Let $\theta = \pi/7 $ and recognize
$$x_1=\cos \theta = -\cos 6\theta$$
$$x_2=\cos3\theta = -\cos 4\theta$$
$$x_3=\cos5\theta = -\cos 2\theta$$
(1). Evaluate their product by applying the identity $\sin 2x = 2\sin x \cos x$
$$ \cos2\theta \cos4\theta \cos6\theta = \frac{\sin 4\theta \cos 4\theta\cos 6\theta}{2\sin 2\theta} = \frac{\sin 8\theta \cos 8\theta }{4\sin 2\theta}= \frac{1}{8}$$
(2).

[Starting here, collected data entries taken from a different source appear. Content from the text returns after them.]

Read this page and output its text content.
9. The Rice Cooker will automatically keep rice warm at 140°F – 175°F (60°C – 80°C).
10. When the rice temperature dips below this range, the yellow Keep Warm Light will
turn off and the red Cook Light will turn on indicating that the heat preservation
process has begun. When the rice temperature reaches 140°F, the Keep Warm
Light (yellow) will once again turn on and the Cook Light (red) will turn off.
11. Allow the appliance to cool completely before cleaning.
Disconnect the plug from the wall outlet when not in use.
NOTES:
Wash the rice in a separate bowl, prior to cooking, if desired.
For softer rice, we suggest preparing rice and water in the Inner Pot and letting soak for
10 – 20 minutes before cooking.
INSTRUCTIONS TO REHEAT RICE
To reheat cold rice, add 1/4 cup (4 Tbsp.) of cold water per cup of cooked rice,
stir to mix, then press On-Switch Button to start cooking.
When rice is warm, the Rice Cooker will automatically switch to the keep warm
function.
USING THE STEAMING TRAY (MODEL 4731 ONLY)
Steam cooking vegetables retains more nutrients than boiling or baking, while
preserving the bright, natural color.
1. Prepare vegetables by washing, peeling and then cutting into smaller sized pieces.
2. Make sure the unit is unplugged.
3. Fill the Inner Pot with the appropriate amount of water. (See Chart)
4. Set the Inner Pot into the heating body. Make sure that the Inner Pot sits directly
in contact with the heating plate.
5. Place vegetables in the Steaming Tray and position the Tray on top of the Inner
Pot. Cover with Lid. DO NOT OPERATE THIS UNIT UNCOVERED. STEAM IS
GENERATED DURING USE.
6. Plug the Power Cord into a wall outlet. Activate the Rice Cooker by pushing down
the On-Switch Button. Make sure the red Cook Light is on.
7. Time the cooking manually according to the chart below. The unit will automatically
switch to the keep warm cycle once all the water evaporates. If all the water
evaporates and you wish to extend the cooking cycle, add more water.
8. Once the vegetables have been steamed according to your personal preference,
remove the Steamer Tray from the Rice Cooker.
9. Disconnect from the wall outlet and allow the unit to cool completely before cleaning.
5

Evaluate their sum by applying $\sin(x+y)+\sin(x-y)=2\sin x\cos y$,
$$ 2\sin 2\theta(\cos2\theta + \cos4\theta + \cos6\theta)$$
$$=\sin 4\theta + (\sin 6\theta - \sin 2\theta) + (\sin 8\theta - \sin 4\theta)$$
which after some cancellation leads to,
$$\cos2\theta + \cos4\theta + \cos6\theta = -\frac{1}{2}$$
(3). Evaluate the sum of their cross products by applying $\cos(x+y)+\cos(x-y)=2\cos x\cos y$,
$$\cos4\theta \cos6\theta + \cos6\theta \cos2\theta + \cos2\theta \cos4\theta $$
$$= \cos2\theta + \cos4\theta + \cos6\theta = -\frac{1}{2}$$
So, in terms of $x_1$, $x_2$ and $x_3$,
$$x_1+x_2+x_3=\frac{1}{2}$$
$$x_1x_2+x_2x_3+x_3x_1=-\frac{1}{2}$$
$$x_1x_2x_3=-\frac{1}{8}$$
And
$$(x-x_1)(x-x_2)(x-x_3)=x^3 - \frac{1}{2}x^2-\frac{1}{2}x+\frac{1}{8}$$
Therefore, $x_1=\cos \theta$, $x_2=\cos 3\theta$ and $ x_3=\cos 5\theta$ are the roots of
$$x^3-\frac{1}{2}x^2-\frac{1}{2}x+\frac{1}{8}=0$$
or,
$$8x^3-4x^2-4x+1= 0$$